The log likelihood of the Poisson is \[\begin{align*} l(\lambda; x) = \sum_{i=1}^n x_i \ln \lambda - n \lambda - \sum_{i=1}^n \ln x_i! \end{align*}\] Taking the derivative and equating with 0 we get \[\begin{align*} \frac{1}{\hat{\lambda}}\sum_{i=1}^n x_i - n &= 0 \\ \hat{\lambda} &= \frac{1}{n} \sum_{i=1}^n x_i. \end{align*}\] Since \(\lambda\) is the mean parameter, this was expected.
For the Fischer information, we first need the second derivative, which is

\[\begin{align*} - \lambda^{-2} \sum_{i=1}^n x_i. \\ \end{align*}\] Now taking the expectation of the negative of the above, we get \[\begin{align*} E[\lambda^{-2} \sum_{i=1}^n x_i] &= \lambda^{-2} E[\sum_{i=1}^n x_i] \\ &= \lambda^{-2} n \lambda \\ &= \frac{n}{\lambda}. \end{align*}\]

set.seed(1)
x          <- c(2, 5, 3, 1, 2, 1, 0, 3, 0, 2)
lambda_hat <- mean(x)
finfo      <- length(x) / lambda_hat
mle_CI     <- c(lambda_hat - 1.96 * sqrt(1 / finfo),
                lambda_hat + 1.96 * sqrt(1 / finfo))
boot_lambda <- c()
nboot       <- 1000
for (i in 1:nboot) {
  tmp_x          <- sample(x, length(x), replace = T)
  boot_lambda[i] <- mean(tmp_x)
}
boot_CI <- c(quantile(boot_lambda, 0.025),
             quantile(boot_lambda, 0.975))
mle_CI

## [1] 1.045656 2.754344

boot_CI

##  2.5% 97.5% 
##   1.0   2.7

Exercise 15.8

Find the Fisher information matrix for the Gamma distribution.
Generate 20 samples from a Gamma distribution and plot a confidence ellipse of the inverse of Fisher information matrix around the ML estimates of the parameters. Also plot the theoretical values. Repeat the sampling several times. What do you observe?
Discuss what a non-diagonal Fisher matrix implies.

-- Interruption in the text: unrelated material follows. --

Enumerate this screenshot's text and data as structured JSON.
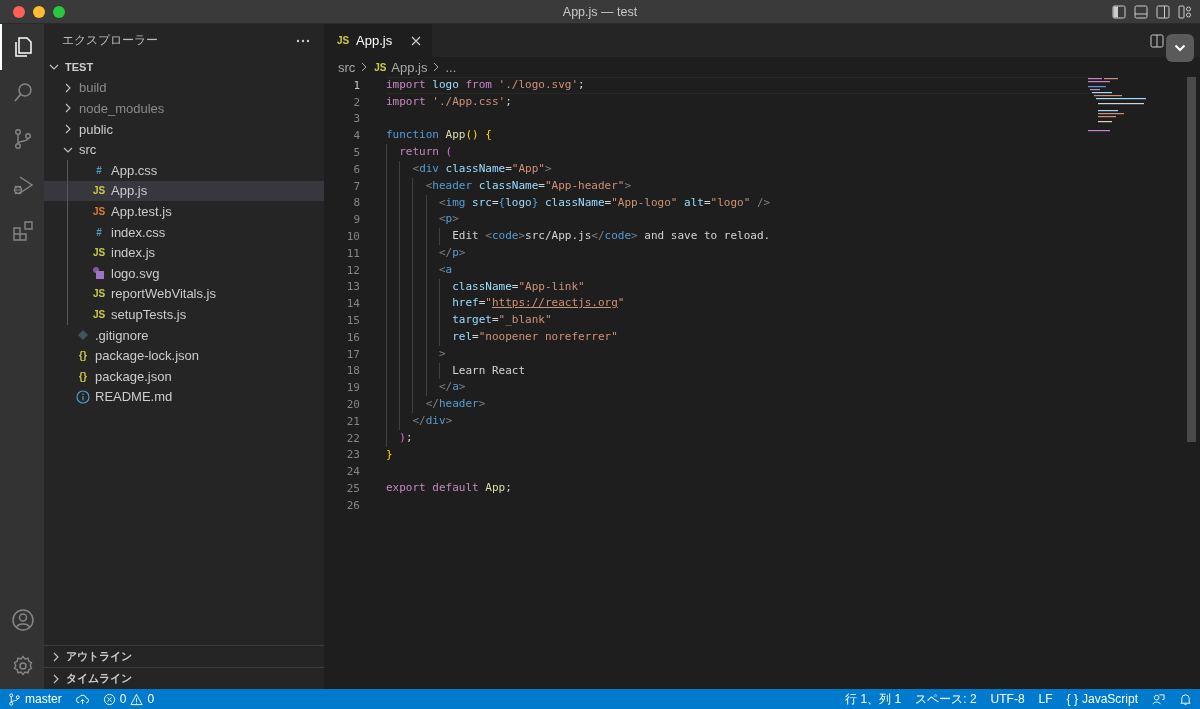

Hint: The digamma function is defined as \(\psi(x) = \frac{\frac{d}{dx} \Gamma(x)}{\Gamma(x)}\). Additionally, you do not need to evaluate \(\frac{d}{dx} \psi(x)\). To calculate its value in R, use package numDeriv.

Solution.

The log likelihood of the Gamma is \[\begin{equation*} l(\alpha, \beta; x) = n \alpha \ln \beta - n \ln \Gamma(\alpha) + (\alpha - 1) \sum_{i=1}^n \ln x_i - \beta \sum_{i=1}^n x_i. \end{equation*}\] Let us calculate the derivatives. \[\begin{align*} \frac{\partial}{\partial \alpha} l(\alpha, \beta; x) &= n \ln \beta - n \psi(\alpha) + \sum_{i=1}^n \ln x_i, \\ \frac{\partial}{\partial \beta} l(\alpha, \beta; x) &= \frac{n \alpha}{\beta} - \sum_{i=1}^n x_i, \\ \frac{\partial^2}{\partial \alpha \beta} l(\alpha, \beta; x) &= \frac{n}{\beta}, \\ \frac{\partial^2}{\partial \alpha^2} l(\alpha, \beta; x) &= - n \frac{\partial}{\partial \alpha} \psi(\alpha), \\ \frac{\partial^2}{\partial \beta^2} l(\alpha, \beta; x) &= - \frac{n \alpha}{\beta^2}. \end{align*}\] The Fisher information matrix is then

\[\begin{align*} I(\alpha, \beta) = - E[ \begin{bmatrix} - n \psi'(\alpha) & \frac{n}{\beta} \\ \frac{n}{\beta} & - \frac{n \alpha}{\beta^2} \end{bmatrix} ] = \begin{bmatrix} n \psi'(\alpha) & - \frac{n}{\beta} \\ - \frac{n}{\beta} & \frac{n \alpha}{\beta^2} \end{bmatrix} \end{align*}\]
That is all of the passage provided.